When she hands me the paperwork for an immediate sale, my heart falls from my ribcage. Not only did the buyer slice thirty percent off the asking price, meaning I’m short a little over one point four million dollars to reach the amount my uncle believes he is owed, but the company name at the bottom of the check is also familiar. It belongs to my cousin, Dimitri.
“You can’t accept this offer.” When I push the paperwork back into Mrs. Walsh’s hand, her lips twitch in preparation to speak, but I steal the chance. “This deal isn’t any good. It’s not enough, and you can’t sell your home tohim.”
The way I spit out ‘him’ has Caidyn paying very careful attention to the document clutched in his mother’s hand. After a beat, he backs me up. “I agree. This amount isn’t enough.” He doesn’t mention that he hates the idea of Dimitri being anywhere near his family home, but the growl of his words expresses it on his behalf. “You have to decline it.”

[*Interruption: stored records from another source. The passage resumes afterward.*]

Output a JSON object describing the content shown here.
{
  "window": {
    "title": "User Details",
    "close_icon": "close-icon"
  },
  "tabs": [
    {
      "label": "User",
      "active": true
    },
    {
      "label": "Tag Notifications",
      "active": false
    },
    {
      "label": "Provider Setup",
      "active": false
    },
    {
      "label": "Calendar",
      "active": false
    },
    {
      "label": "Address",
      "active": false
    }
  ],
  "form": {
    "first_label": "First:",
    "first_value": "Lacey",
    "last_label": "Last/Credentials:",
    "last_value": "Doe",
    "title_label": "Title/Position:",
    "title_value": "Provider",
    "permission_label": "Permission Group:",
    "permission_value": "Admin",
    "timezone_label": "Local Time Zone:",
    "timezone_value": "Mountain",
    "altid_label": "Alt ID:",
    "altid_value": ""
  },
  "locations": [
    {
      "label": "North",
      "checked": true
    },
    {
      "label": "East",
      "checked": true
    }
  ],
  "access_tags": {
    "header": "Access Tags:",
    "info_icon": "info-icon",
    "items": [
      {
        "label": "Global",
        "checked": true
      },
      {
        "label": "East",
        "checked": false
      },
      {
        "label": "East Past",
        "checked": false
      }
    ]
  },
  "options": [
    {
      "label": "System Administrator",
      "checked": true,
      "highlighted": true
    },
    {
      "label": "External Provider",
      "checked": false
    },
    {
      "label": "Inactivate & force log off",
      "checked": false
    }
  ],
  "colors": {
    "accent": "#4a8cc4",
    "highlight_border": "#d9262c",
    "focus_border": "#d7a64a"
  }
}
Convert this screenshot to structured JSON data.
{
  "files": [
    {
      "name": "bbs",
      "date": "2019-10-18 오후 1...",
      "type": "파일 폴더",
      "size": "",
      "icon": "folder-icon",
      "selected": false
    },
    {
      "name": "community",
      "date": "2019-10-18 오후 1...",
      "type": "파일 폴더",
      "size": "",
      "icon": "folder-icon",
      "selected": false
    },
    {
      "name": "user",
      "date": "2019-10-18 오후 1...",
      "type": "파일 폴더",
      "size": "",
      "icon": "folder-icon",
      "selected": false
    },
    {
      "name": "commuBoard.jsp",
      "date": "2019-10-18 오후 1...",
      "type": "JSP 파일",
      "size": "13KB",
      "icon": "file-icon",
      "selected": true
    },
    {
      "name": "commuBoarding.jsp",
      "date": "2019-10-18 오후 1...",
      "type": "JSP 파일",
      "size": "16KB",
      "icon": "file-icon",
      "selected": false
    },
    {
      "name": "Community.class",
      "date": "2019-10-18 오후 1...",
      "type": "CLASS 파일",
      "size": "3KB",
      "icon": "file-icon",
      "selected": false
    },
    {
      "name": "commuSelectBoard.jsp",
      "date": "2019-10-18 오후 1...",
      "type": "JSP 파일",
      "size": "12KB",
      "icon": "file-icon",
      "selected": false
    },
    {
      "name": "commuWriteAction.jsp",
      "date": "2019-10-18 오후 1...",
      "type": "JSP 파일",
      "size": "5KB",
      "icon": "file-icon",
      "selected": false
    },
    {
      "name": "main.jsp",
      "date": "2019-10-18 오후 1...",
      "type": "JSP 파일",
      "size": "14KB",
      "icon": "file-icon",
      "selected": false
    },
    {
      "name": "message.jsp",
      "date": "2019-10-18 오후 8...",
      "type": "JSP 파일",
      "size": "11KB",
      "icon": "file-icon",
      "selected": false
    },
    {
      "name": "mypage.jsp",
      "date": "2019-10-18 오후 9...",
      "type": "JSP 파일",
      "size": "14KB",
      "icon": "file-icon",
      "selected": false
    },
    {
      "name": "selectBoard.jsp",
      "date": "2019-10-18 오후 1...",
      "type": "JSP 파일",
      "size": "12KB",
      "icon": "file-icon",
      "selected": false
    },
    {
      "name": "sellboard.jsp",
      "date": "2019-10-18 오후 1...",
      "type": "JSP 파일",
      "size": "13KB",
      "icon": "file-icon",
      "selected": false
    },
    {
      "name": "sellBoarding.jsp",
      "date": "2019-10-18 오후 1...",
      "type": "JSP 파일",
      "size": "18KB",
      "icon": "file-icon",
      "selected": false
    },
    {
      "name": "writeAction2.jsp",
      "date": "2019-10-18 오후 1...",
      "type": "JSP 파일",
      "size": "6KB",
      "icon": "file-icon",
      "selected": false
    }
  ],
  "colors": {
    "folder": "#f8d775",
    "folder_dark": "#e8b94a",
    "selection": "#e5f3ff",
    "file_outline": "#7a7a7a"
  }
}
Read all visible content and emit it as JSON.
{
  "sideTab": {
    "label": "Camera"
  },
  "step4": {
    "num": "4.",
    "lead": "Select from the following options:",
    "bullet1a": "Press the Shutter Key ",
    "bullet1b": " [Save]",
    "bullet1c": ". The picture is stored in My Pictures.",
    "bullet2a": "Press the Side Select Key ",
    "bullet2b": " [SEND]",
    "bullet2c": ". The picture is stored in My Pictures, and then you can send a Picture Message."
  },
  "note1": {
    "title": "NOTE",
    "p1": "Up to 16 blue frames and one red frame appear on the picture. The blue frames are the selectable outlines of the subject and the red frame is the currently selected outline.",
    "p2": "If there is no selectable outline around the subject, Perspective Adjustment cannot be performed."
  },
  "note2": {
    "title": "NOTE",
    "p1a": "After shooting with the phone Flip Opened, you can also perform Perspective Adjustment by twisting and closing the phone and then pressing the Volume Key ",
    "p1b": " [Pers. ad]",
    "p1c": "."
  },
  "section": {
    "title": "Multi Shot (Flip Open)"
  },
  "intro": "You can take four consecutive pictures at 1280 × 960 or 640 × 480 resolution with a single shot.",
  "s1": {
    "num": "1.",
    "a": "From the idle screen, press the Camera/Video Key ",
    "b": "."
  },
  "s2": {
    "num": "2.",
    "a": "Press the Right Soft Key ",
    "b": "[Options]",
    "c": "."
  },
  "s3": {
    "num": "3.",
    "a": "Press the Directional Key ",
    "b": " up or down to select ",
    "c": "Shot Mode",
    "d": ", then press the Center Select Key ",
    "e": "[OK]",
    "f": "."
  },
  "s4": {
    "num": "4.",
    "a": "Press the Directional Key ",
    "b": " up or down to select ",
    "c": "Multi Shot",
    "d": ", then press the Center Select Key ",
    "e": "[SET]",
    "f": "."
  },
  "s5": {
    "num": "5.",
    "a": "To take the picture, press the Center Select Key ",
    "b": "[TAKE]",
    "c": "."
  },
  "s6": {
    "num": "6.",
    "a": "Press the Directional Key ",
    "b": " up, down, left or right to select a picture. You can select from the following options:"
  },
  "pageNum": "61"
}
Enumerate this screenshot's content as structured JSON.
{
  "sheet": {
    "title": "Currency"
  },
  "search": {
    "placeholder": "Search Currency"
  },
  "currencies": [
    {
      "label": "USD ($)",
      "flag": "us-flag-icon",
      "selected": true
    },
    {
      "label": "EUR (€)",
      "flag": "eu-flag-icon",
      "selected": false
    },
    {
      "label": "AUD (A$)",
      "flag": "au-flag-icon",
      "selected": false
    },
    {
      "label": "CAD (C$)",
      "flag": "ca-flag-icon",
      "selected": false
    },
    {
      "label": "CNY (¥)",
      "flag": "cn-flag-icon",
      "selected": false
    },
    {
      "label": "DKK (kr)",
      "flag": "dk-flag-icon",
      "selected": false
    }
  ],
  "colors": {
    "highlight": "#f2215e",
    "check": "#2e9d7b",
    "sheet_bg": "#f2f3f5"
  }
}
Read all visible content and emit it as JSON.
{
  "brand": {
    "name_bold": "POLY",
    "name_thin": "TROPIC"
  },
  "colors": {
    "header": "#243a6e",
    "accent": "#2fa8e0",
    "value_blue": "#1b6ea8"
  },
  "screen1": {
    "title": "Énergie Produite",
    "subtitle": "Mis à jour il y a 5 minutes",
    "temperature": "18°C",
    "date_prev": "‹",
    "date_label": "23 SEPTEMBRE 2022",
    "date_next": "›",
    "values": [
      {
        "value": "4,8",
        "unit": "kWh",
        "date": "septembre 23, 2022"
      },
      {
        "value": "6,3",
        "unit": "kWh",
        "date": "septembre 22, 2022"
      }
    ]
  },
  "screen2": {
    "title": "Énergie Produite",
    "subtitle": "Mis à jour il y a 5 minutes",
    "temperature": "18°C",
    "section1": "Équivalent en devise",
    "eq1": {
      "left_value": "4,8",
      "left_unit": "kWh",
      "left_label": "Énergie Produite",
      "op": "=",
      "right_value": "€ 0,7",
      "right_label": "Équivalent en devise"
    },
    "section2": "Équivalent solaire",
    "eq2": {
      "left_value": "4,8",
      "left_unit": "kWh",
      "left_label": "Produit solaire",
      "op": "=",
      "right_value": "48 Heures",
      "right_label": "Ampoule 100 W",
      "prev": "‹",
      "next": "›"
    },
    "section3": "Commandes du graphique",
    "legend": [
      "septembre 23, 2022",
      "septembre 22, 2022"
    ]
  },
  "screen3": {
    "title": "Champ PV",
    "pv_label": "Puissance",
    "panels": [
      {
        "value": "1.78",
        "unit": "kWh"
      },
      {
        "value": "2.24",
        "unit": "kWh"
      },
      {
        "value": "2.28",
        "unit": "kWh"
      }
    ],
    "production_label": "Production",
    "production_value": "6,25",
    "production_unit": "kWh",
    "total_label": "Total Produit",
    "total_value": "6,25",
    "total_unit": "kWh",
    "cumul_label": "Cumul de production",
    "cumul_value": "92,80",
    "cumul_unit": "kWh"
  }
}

“I can’t,” his mother argues. “It’s a cash sale. There’s no cooling-off period.” When she steps toward her son, petrified she’s made a mistake, her hand shoots out to caress his. “I thought this was what you wanted. That you’d be happy.”
“It is what I want. It’s just…” The willpower in Caidyn’s eyes falters the longer he stares into his mother’s tear-filled gaze. “You did good, Mom. This will help,” he says after accepting the check she’s holding out for him and shoving it my way. “We will get it straight to Owen.”